CANTON, MA — On the third day of fall and the first day of the 2018-19 Boston Celtics season, Marcus Smart spoke of the coming storm.
The weather outside was cloudy. Inside the studio where the Celtics were taking team photos was colder than they’d like. Only the media room was warm, according Kyrie Irving. But that weather wasn’t the kind of storm Smart meant, anyway. Not really, anyway.
Most everyone on the Celtics spoke of the great summer they had in their first meetings with the media. Everyone except maybe Smart, who watched his mother’s cancer slowly end her life. Smart told reporters in April that his mother, Camellia, had myelodysplastic syndrome, a cancer caused by abnormal cells in bone marrow. He eschewed focus on his free agency to return to Texas and be with his family.

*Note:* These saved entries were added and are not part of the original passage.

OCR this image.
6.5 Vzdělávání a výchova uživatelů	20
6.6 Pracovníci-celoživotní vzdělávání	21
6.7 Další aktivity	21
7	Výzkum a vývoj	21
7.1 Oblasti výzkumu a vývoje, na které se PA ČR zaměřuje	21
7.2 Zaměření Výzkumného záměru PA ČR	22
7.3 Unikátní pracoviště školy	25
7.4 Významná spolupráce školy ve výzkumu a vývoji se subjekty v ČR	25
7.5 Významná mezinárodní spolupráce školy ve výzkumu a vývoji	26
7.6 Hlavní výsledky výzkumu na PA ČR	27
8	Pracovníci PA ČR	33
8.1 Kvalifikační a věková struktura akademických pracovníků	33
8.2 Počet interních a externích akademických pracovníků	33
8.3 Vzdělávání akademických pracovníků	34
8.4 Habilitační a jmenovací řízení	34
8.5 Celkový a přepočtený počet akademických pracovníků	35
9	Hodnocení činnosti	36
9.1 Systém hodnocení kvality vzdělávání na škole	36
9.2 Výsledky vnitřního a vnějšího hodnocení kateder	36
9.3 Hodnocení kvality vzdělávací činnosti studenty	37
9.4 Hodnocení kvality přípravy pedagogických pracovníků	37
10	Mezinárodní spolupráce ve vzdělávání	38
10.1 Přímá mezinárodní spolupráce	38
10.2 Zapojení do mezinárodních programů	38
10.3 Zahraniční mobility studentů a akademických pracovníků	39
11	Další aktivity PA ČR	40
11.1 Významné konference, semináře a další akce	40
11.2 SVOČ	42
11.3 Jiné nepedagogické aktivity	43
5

Everyone worked out and got healthy and even played some pickup games together before training camp truly began on Tuesday. They’re all ready to have fun together and not worry about who gets minutes where. But for Smart, a return to basketball season is an escape from the rest of the world, a world that’s tough for him to bear.
“I look at basketball like a storm, but it’s the eye of the storm. The calmest place is right in the middle of it, the eye of it,” Smart said. “That’s what basketball is for me: it’s the eye. While everything else is distracting me, the destruction, things like that, basketball keeps me calm.”